CREATE TABLE table_B (


  table_b_id INTEGER,


  start_lookup_idx INTEGER,


  end_lookup_idx INTEGER,


  some_data VARCHAR(50),


  ...


) PRIMARY INDEX(table_b_id)


I am trying to join a large table (10,000,000+ rows) with a lookup table in the most efficient way possible with a BIGINT (lookup_idx).  However the lookup table isn’t indexed by lookup_idx, but by two columns that give a range (start_lookup_idx, end_lookup_idx).  There are no overlaps for any of the ranges.


select 


  a.table_a_id,


  b.some_data


from table_A a


  left join table_B b on a.lookup_idx >= b.start_lookup_idx 


    and a.lookup_idx <= b.end_lookup_idx


This query runs far too slow.  I know that algorithmically, teradata shouldn’t have to do a full table scan for every lookup if it's using ordered indexies, but that’s what it’s doing.  Does anyone know how to make this query work correctly?

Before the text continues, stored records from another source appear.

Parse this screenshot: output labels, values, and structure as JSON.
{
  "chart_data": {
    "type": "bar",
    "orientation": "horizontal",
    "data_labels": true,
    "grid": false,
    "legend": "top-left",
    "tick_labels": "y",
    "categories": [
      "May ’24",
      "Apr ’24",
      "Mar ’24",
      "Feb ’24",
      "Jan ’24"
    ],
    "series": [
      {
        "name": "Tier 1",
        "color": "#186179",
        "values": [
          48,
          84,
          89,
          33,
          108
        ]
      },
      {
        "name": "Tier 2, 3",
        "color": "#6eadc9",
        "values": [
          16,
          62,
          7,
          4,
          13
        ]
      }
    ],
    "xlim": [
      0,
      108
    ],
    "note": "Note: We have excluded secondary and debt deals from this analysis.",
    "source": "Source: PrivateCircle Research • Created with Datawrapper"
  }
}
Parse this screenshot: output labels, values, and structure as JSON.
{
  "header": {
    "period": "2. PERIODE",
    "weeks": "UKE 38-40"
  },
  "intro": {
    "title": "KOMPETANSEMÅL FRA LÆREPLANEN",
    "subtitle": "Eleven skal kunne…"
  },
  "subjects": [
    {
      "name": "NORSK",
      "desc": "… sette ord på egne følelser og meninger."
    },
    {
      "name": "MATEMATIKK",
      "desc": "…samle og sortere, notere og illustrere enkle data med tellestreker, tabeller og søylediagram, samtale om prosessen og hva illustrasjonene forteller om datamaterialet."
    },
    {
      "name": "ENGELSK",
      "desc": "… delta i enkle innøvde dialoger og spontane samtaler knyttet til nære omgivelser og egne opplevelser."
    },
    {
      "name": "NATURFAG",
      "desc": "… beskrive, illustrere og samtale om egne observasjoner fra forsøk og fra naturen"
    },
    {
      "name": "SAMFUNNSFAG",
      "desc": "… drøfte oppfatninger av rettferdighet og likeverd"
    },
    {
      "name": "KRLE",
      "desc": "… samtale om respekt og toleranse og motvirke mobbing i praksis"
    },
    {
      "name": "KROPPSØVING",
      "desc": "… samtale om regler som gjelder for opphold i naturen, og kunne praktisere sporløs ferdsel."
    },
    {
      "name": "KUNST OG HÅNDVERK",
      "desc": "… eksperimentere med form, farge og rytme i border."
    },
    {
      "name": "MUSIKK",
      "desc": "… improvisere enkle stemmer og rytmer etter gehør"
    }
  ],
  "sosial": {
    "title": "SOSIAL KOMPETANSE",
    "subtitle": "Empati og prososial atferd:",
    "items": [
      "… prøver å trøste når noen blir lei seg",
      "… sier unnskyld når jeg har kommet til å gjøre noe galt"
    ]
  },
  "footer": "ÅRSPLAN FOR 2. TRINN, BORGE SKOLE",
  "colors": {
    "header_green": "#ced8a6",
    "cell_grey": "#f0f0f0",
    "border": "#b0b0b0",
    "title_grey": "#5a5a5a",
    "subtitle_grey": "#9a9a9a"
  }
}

Currently I have a work around where I have built an intermediate table which denormalizes all possible lookup_idx values and has a foreign key into table_B.  This query runs fast enough, but the intermediate table is much to large for me to hold onto indefinitely.


Any thoughts?


3 REPLIES
Supporter

Re: Joining large data on ranged indexies

Can you share the explain of your query?

Which stats are collected?

just for my understanding...

all  lookup_idx between start_lookup_idx and end_lookup_idx will have the same lookup value. Where and how is lookup_idx set in table_a?

If you all lookup_idx between all  between start_lookup_idx and end_lookup_idx  would be set to  start_lookup_idx (or all to  end_lookup_idx ) you would be able to do an equal join with the same result - and maybe benefit from stats...

Teradata Employee

Re: Joining large data on ranged indexies

This is most probably a product join.    Is there a way to introduce "table_b_id" field into TableA, from the LDM perspective?  

It might be tricky to update the tableA during ETL when the lookup tableB is updated, but it might be better than lots of queries with product joins.

p.s. 10mln rows is not a large table for Teradata in most cases. ;)

Supporter

Re: Joining large data on ranged indexies

By the way - how many rows contain your lookup table?